На улице было жарко. Грязные облезлые цыплята одурело бродили по чисто выметенному двору и что-то склевывали с горячих бетонных плит. Антон подошел к своим вещам, достал из коробки две бутылки шампанского, положил их в кейс, а парчовый белый галстук снял и намотал себе на шею. В этот момент из дома появилась хозяйка. Лицо у неё было строгим и непроницаемым, как у следователя при исполнении служебных обязанностей. Она пересекла двор, подошла к Антону и протянула ему паспорт, из которого виднелся краешек розовой купюры. Антон молча забрал паспорт, сунул его в нагрудный карман и, не попрощавшись, пошел к калитке.

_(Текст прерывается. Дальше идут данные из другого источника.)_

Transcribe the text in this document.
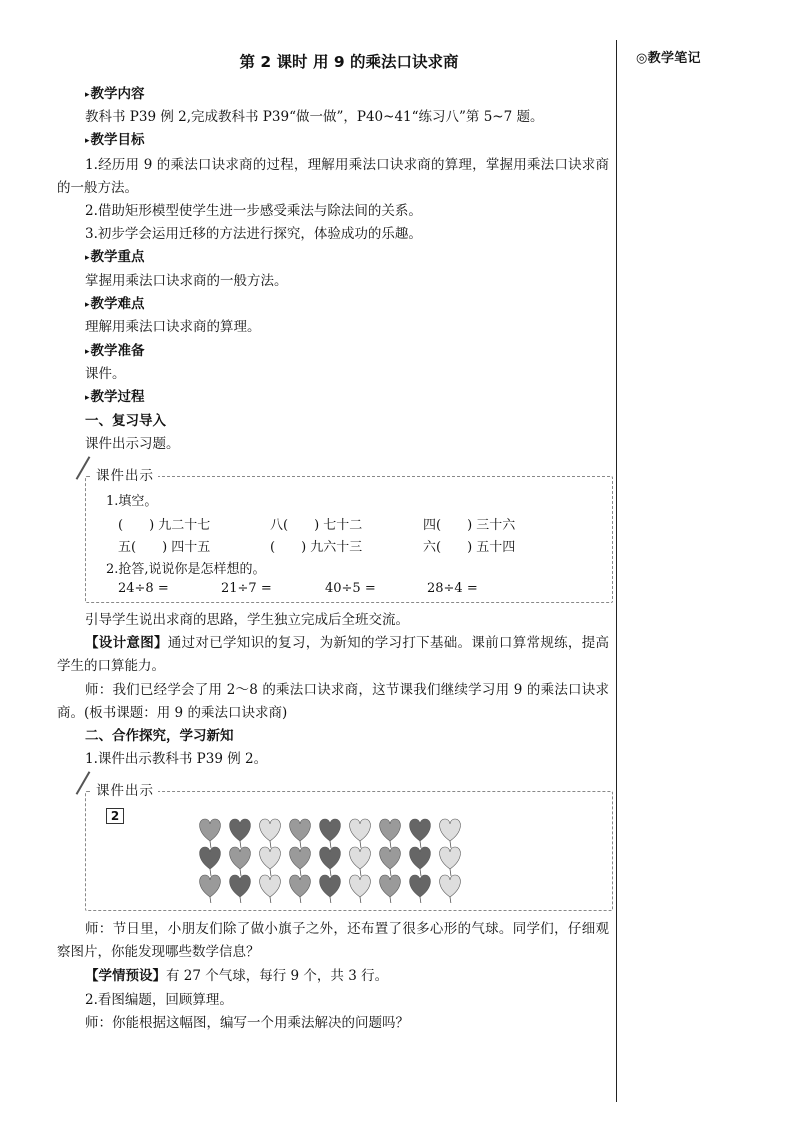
◎教学笔记
第 2 课时 用 9 的乘法口诀求商
▸ 教学内容
教科书 P39 例 2,完成教科书 P39“做一做”，P40~41“练习八”第 5~7 题。
▸ 教学目标
1.经历用 9 的乘法口诀求商的过程，理解用乘法口诀求商的算理，掌握用乘法口诀求商的一般方法。
2.借助矩形模型使学生进一步感受乘法与除法间的关系。
3.初步学会运用迁移的方法进行探究，体验成功的乐趣。
▸ 教学重点
掌握用乘法口诀求商的一般方法。
▸ 教学难点
理解用乘法口诀求商的算理。
▸ 教学准备
课件。
▸ 教学过程
一、复习导入
课件出示习题。
课件出示
1.填空。
(　　) 九二十七	八(　　) 七十二	四(　　) 三十六
五(　　) 四十五	(　　) 九六十三	六(　　) 五十四
2.抢答,说说你是怎样想的。
24÷8 =	21÷7 =	40÷5 =	28÷4 =
引导学生说出求商的思路，学生独立完成后全班交流。
【设计意图】通过对已学知识的复习，为新知的学习打下基础。课前口算常规练，提高学生的口算能力。
师：我们已经学会了用 2～8 的乘法口诀求商，这节课我们继续学习用 9 的乘法口诀求商。(板书课题：用 9 的乘法口诀求商)
二、合作探究，学习新知
1.课件出示教科书 P39 例 2。
课件出示
2
师：节日里，小朋友们除了做小旗子之外，还布置了很多心形的气球。同学们，仔细观察图片，你能发现哪些数学信息？
【学情预设】有 27 个气球，每行 9 个，共 3 行。
2.看图编题，回顾算理。
师：你能根据这幅图，编写一个用乘法解决的问题吗？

— Я наркоманов не держу, — беззлобно сказала ему в спину хозяйка.
— Я это уже понял, — не оборачиваясь, ответил Антон. — Только в чужих вещах копаться не надо.
— Я не копалась, — неожиданно остервенела хозяйка. — Я убирала комнату! Я здесь хозяйка! Скажи спасибо, что в милицию не заявила.
— Спасибо, — ответил Антон.
— Жить надо по-человечески, тогда выгонять не будут, — крикнула она вдогонку. — Иди-иди откуда пришел, а я наркоманам не сдаю. Вон, у нас случай был…
Антон хлопнул калиткой и, постояв у забора пару секунд, пошел по направлению к морю.
Идти было неприятно. Антон не привык и не любил ходить босиком. К тому же после вчерашнего купания у него болели мышцы, а в носоглотке ощущалось какое-то подозрительное свербение. Охая и приседая на каждом незамеченном камешке, он вполголоса ругал хозяйку, придумывая ей самые изощренные пытки. Впрочем, делал он это рассеянно и беззлобно, скорее для того, чтобы как-то занять себя, отвлечься от главного: ему надо было решать, что делать дальше. Он вспомнил об Амиде, который так легкомысленно дал обет не достигать состояния Будды до тех пор, пока все люди не смогут возродиться в Чистой земле, и подумал, что мир скверны скорее всего вечен, и все же он попытается приблизить спасение героического Амиды и бросит стерилизатор в болото. После этого Антон рассмеялся и, несмотря на то что ему было очень плохо, почувствовал некоторое облегчение.